I was associated with this so you can infer clients from there.

Overall - no, even memory-safe languages can let you write vulnerable code. Heck even SQL which is a database query language can have SQL injections. Developers write code to reason over infinite possible data. We can’t reason over infinite data so we use assumptions about it. Vulnerabilities happen when our assumptions can be broken. Theoretically if you formalize all of your assumptions you can have a computer check if those assumptions hold, but then what if you forgot to list an assumption? There are infinite amount of possible assumptions too so even fully formalized approaches can’t help you 100% (though they can make your code a lot more resilient).

Better coding practices essentially help developers manage assumptions better. But what happens if the requirement changed and you didn’t account for old assumptions in the new code? Or what if you’re the new developer and you don’t know what assumptions the code holds? It’s hard. Automation can make it easier, but I doubt it’ll ever be 100% non vulnerable code.

PenguinCoder@beehaw.org · edit-2 1 year ago

I’m an incident responder/malware analyst.
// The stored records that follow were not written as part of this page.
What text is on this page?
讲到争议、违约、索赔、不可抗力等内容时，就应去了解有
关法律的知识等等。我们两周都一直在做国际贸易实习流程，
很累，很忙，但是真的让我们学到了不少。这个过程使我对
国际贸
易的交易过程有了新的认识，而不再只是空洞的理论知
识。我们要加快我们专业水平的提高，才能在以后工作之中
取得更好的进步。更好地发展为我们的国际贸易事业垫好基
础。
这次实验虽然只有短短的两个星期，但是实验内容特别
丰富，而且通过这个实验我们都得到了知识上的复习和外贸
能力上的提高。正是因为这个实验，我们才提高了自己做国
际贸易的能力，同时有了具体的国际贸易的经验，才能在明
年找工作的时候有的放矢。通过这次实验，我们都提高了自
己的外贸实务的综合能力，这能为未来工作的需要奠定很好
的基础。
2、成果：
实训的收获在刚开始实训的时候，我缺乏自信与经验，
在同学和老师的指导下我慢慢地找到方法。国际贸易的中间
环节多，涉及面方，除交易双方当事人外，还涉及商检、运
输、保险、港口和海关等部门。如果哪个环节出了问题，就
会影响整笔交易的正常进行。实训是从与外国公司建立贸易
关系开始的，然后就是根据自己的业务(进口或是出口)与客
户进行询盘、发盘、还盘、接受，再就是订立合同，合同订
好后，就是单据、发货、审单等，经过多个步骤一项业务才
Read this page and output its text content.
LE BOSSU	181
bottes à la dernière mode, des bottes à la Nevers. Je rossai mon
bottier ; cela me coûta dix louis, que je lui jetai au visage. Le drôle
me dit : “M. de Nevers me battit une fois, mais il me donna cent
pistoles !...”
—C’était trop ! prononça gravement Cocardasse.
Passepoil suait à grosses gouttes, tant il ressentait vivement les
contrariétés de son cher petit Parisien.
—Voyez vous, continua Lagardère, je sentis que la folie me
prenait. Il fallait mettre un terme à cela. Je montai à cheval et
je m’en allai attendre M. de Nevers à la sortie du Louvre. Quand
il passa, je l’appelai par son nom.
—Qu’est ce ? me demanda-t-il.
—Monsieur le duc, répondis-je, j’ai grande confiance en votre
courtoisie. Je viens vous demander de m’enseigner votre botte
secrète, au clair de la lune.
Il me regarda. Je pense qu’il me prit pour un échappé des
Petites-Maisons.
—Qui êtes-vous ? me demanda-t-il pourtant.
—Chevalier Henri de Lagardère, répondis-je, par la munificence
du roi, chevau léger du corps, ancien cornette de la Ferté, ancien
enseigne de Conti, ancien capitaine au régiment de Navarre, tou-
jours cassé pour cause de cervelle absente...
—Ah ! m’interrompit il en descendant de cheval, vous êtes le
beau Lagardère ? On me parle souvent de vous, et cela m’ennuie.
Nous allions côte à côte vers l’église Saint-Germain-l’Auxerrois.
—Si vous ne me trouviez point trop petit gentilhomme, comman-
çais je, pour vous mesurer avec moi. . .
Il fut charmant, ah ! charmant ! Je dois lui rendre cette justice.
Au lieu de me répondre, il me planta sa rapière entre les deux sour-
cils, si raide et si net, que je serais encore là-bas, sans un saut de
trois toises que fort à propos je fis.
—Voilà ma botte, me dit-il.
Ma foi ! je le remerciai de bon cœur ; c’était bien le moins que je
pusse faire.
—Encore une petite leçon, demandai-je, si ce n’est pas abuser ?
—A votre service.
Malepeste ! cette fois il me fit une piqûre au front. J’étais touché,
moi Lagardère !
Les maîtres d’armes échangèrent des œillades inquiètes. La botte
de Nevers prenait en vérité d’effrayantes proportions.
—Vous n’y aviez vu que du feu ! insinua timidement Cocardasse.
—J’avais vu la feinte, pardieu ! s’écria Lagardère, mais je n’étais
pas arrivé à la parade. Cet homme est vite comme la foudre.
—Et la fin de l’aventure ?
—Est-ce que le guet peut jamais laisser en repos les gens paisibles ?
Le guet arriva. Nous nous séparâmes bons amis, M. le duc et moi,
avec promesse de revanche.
Mostly do static analysis and reverse engineering. What would you say the benefit of your research and this binary analysis is compared to other offerings? What do you do about highly obfuscated or ‘benign’ looking binaries that aren’t?

Hexorg@beehaw.org · 1 year ago

I’m not too sure about the chain of command during incident response. Theoretically this research is going to make finding vulnerabilities and finding attack vectors easier. Once you have the malicious binary (and we solved some problems) you can say “what input caused this malicious binary to call ptrace” and the automation will say “if socket X read ‘write \0\0\0 to stdin of pid 3738’ then the binary eventually will call ptrace”. The analysis is dynamic and works on stripped binaries so generally obfuscation isn’t a concern. Currently the biggest challenge is variable-sized loops where the size is symbolic (as in the path to ptrace depends on the iteration count). The automation needs domain specific knowledge about reasoning over variable sized loops. (Eg the automation needs to be taught how to invert strlen())

PenguinCoder@beehaw.org · 1 year ago

deleted by creator

StringTheory@beehaw.org · edit-2 1 year ago

deleted by creator

Hexorg@beehaw.org · 1 year ago

Uh… I think I agree, but… wrong thread?

StringTheory@beehaw.org · 1 year ago

Yes, thank you! My screen hiccuped and I don’t know how my comment landed here!